Gold argues that marijuana use is largely a victimless crime that fills state prisons and county jails with small time marijuana users. According to FBI statistics, marijuana made up nearly half of all drug arrests in USA in the past 20 years.
The US has spent $1.3 trillion since 1972 on the drug war. The results? In 2014 drugs are cheaper and easier to get than in 1972. These costs of incarceration are far greater than any benefit gained. Legalization will reduce the cost of law enforcement for victimless crimes, allowing scarce resources to be used for those more dangerous predators who victimize Californians. “It makes more sense to focus upon thieves, rapists and murderers than those possessing an ounce or so of marijuana,” says Gold.

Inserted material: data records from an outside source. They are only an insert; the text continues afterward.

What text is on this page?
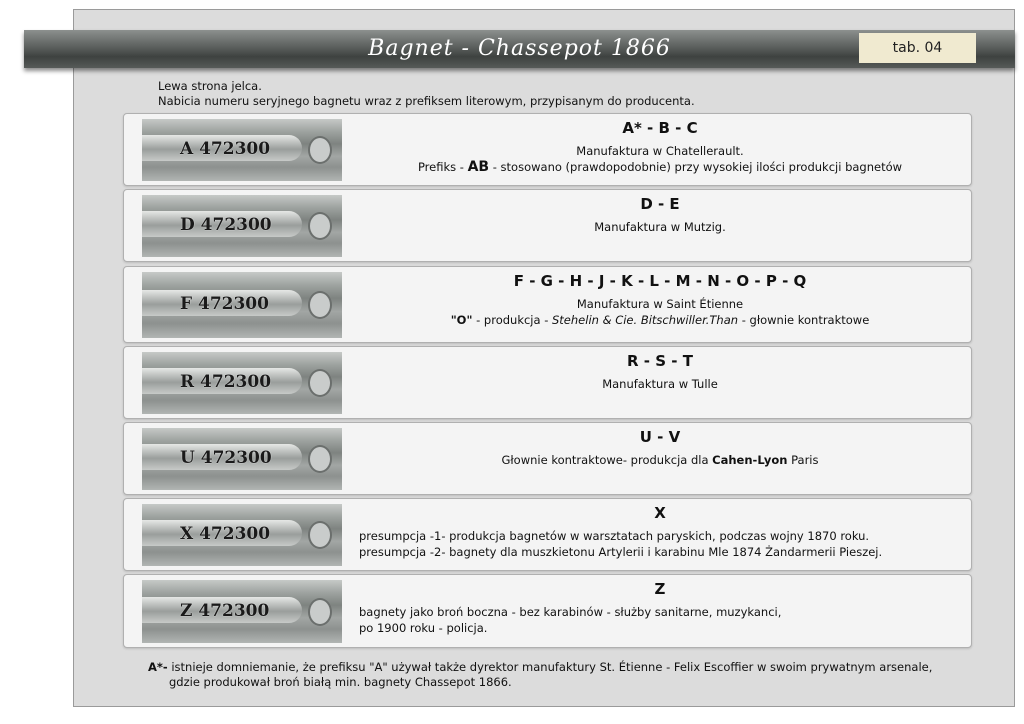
Bagnet - Chassepot 1866	tab. 04
Lewa strona jelca.
Nabicia numeru seryjnego bagnetu wraz z prefiksem literowym, przypisanym do producenta.
A 472300
A* - B - C
Manufaktura w Chatellerault.
Prefiks - AB - stosowano (prawdopodobnie) przy wysokiej ilości produkcji bagnetów
D 472300
D - E
Manufaktura w Mutzig.
F 472300
F - G - H - J - K - L - M - N - O - P - Q
Manufaktura w Saint Étienne
"O" - produkcja - Stehelin & Cie. Bitschwiller.Than - głownie kontraktowe
R 472300
R - S - T
Manufaktura w Tulle
U 472300
U - V
Głownie kontraktowe- produkcja dla Cahen-Lyon Paris
X 472300
X
presumpcja -1- produkcja bagnetów w warsztatach paryskich, podczas wojny 1870 roku.
presumpcja -2- bagnety dla muszkietonu Artylerii i karabinu Mle 1874 Żandarmerii Pieszej.
Z 472300
Z
bagnety jako broń boczna - bez karabinów - służby sanitarne, muzykanci,
po 1900 roku - policja.
A*- istnieje domniemanie, że prefiksu "A" używał także dyrektor manufaktury St. Étienne - Felix Escoffier w swoim prywatnym arsenale,
gdzie produkował broń białą min. bagnety Chassepot 1866.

Gold admits that marijuana abuse, like alcohol abuse, creates health and social problems. Legalizing marijuana will bring these problems into the open and encourage treatment. Taxing marijuana will provide new revenue to “help fund our schools, improve correctional facilities, and provide funding for drug and alcohol rehabilitation as well as better mental health care access,” says Gold.
Gold’s views were recently well-received at the debut of a medical marijuana market in Boyle Heights in Los Angeles over the Fourth of July weekend.
Over twenty states have already adopted medical marijuana laws and several have adopted legalization for recreation. In short, “The time has come to legalize marijuana,” says Gold. Gold favors the full legalization of marijuana adopted in Colorado. Limited to: persons over 21; licensed processing, testing, distribution and sales; possession of one ounce; growing six plants; taxed at nearly 30%.